# Shotokai



## celtic bhoy (Dec 20, 2005)

Can anyone give me some information. There is a new Shotokai club opening in the area and I am curious about the style.

Can anyone tell me what the style is like. Obviously by the name it has some relation to Shotokan. I know they refrain from sport and the ranks only seem to range from 6th kyu to 5th dan.

It's just the style I am interested to know about.


----------



## jujutsu_indonesia (Dec 20, 2005)

celtic bhoy said:
			
		

> Can anyone give me some information. There is a new Shotokai club opening in the area and I am curious about the style.
> 
> Can anyone tell me what the style is like. Obviously by the name it has some relation to Shotokan. I know they refrain from sport and the ranks only seem to range from 6th kyu to 5th dan.
> 
> It's just the style I am interested to know about.


 
Shotokai came from the original teachings of Funakoshi san who were preserved by Egami Shigeru sensei. As some of us already know, most of the Shotokan dojos in the world follows Nakayama Masatoshi (JKA) style of Shotokan which are only 70%-80% similar to the original teachings of Funakoshi sensei.

Shotokai teach less kata than Shotokan, uses higher stances than shotokan, and has generally more relaxed feeling than shotokan.


----------



## JPH (Dec 21, 2005)

Actually, the kata of Shotokai are very similar, if not exactly like the kata of Shotokan, with the variations mentioned by Denny. If the ranking system that you mentioned is correct, then this Shotokai may be affiliated with Master Oshima, since his organization still observes the original ranking structure of Master Funakoshi. The JKA affiliated dojo observe the 10 kyu and 10 dan ranking system.

Both organizations teach good, solid karate.

JPH


----------



## still learning (Dec 21, 2005)

Hello, Just my thoughts on this....They are like the same haircuts from two different barbers.  Each has his own style and just a little different in doing it.
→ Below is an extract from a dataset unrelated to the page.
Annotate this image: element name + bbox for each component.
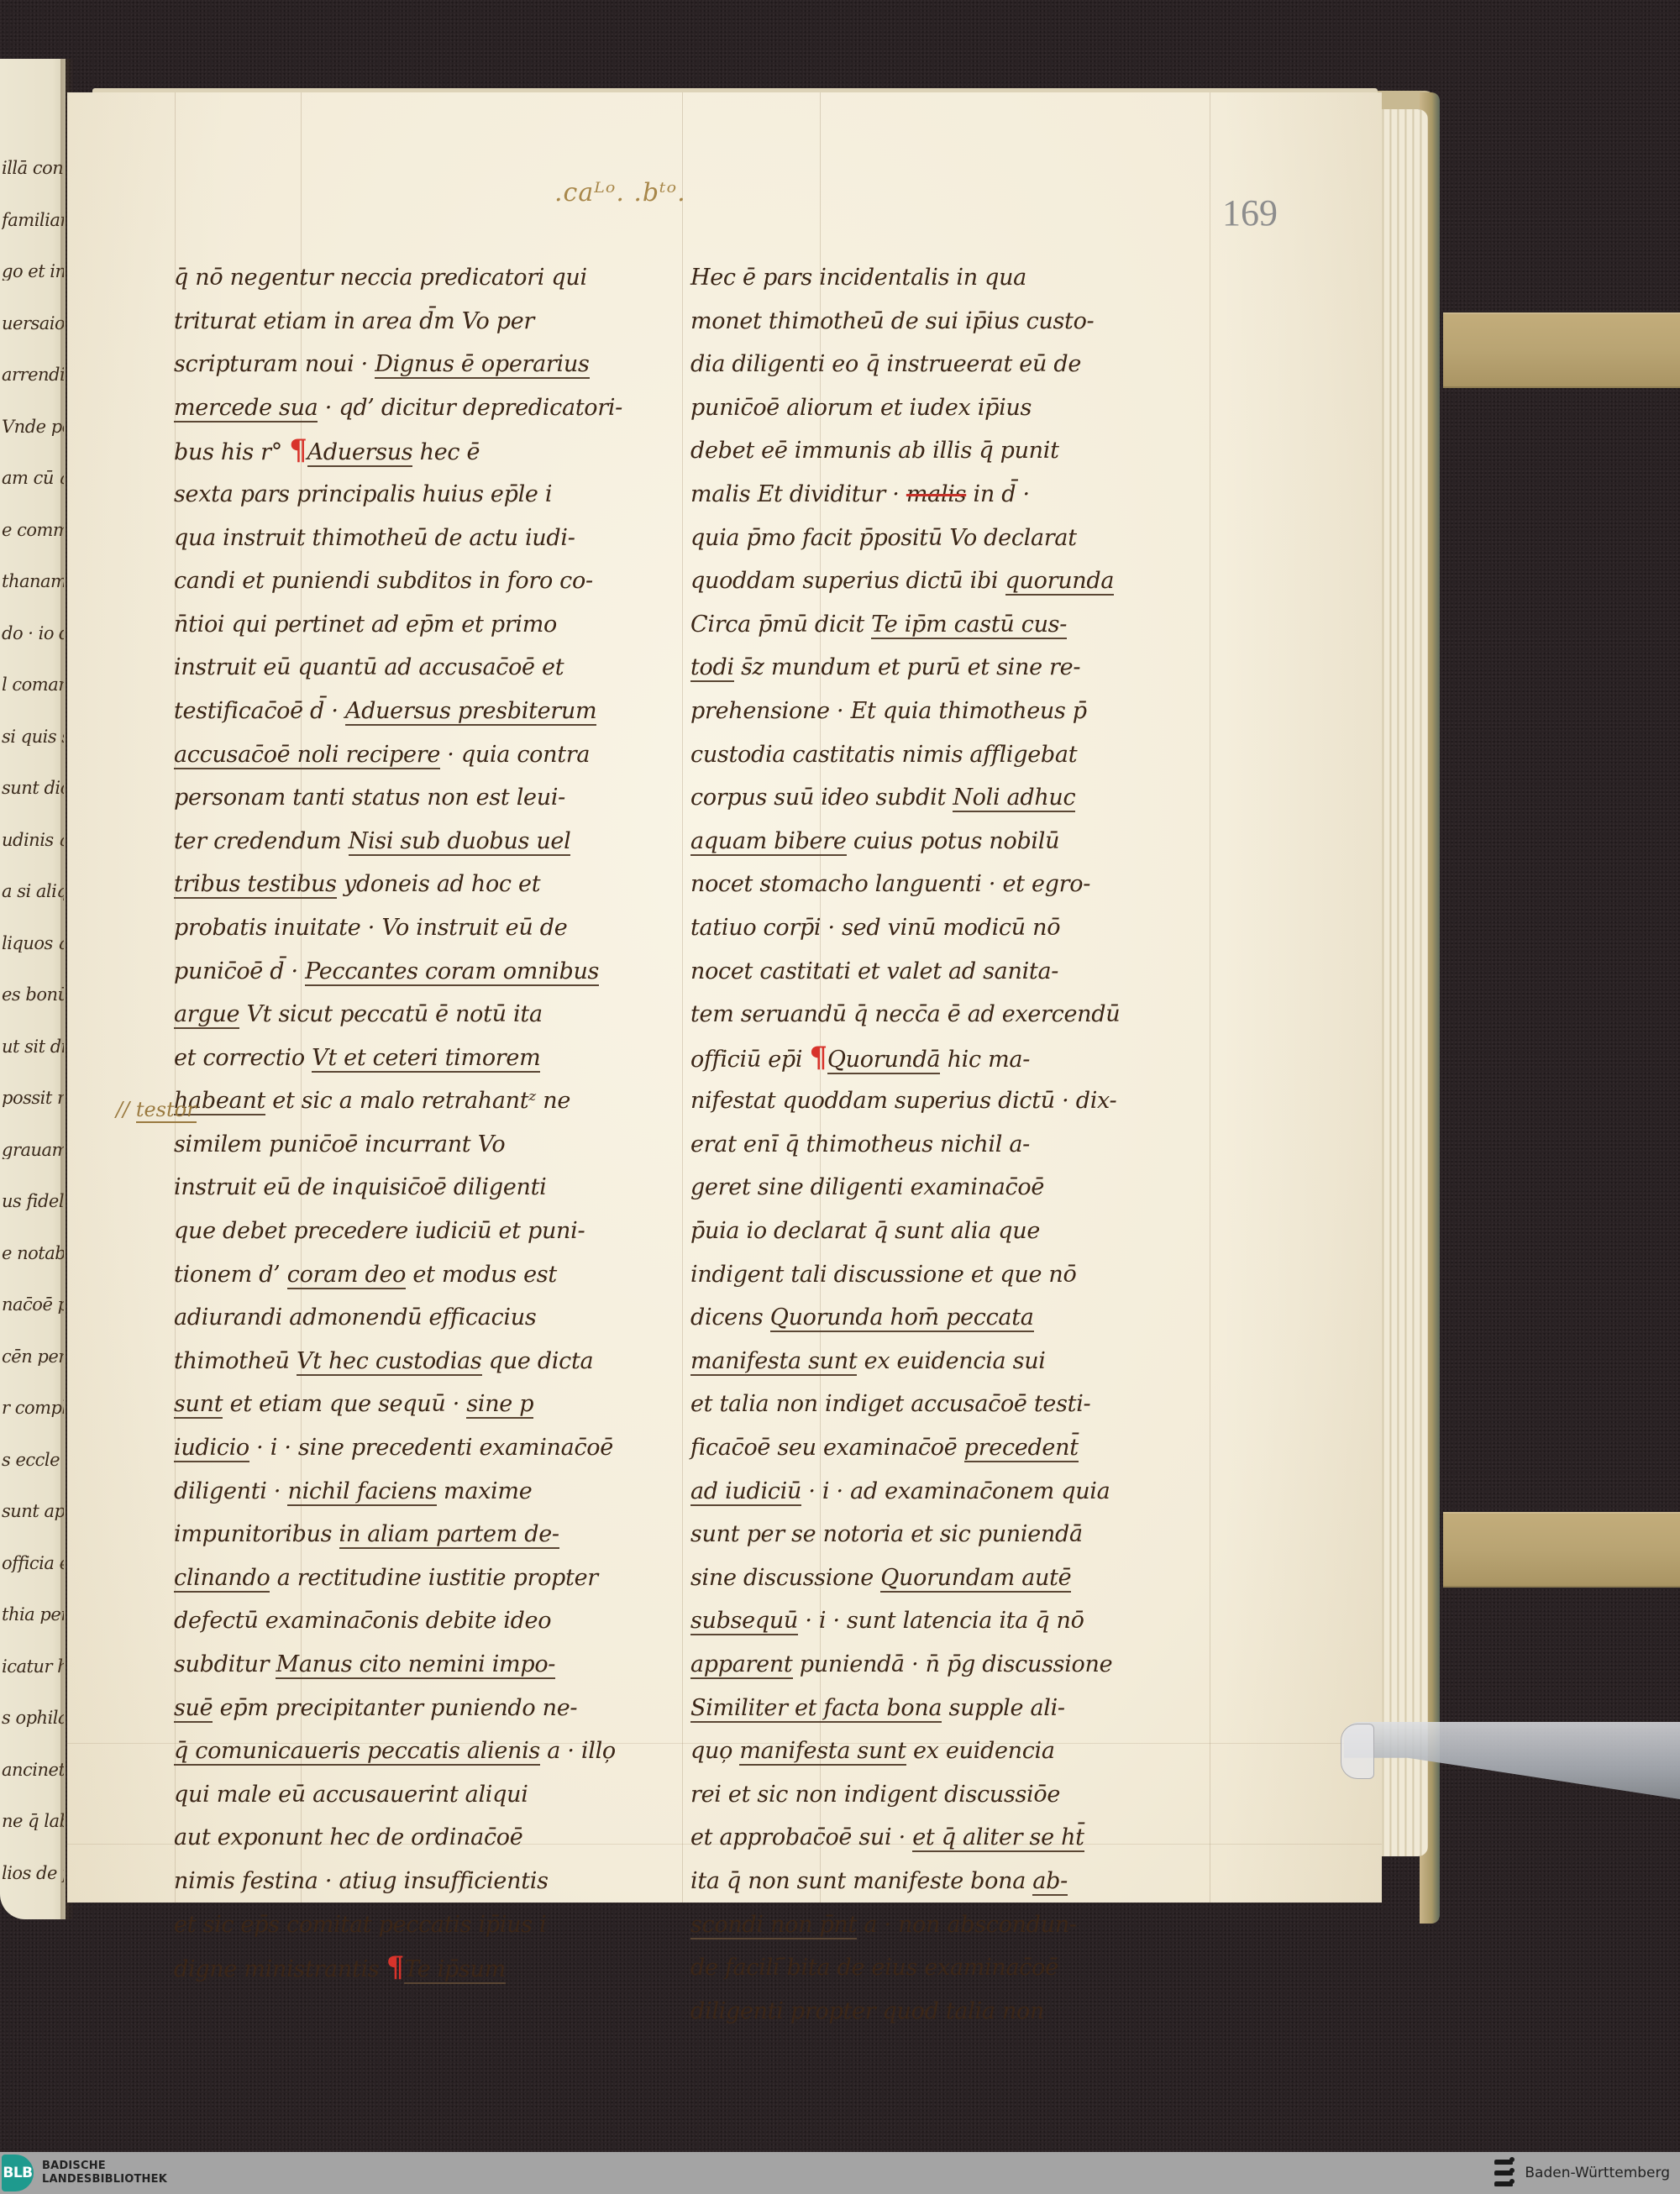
- underlined-lemma: clinando: [174, 1565, 270, 1593]
- underlined-lemma: Aduersus presbiterum: [345, 698, 596, 726]
- facing-page-text-fragment: go et inimo: [2, 263, 64, 281]
- line-text: rei et sic non indigent discussiōe: [690, 1782, 1060, 1808]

But it is you who will make the difference....on its performance....Aloha

"I prefer short hair"  with the ears left on.......


----------



## JPH (Dec 22, 2005)

Good point, S L. You are absolutely right.

JPH


----------



## madfrank (Dec 23, 2005)

Hi

The University Students who formed the JKA were interested in their own brand of no contact competition karate, Egami was not.

Egami let people punch him as hard as he could (possibly contributed to his death) in order to learn more about punching.

Shotokai use relaxed punches as did funakoshi.

Egami was also a very spiritual character.

Google him you will find there is virtually no similarities between what he did and the JKA.

If you want to know more about him read his books and writings.

MF


----------



## jujutsu_indonesia (Dec 26, 2005)

Here is more info about the Shotokai style

http://www.shotokai.com/


----------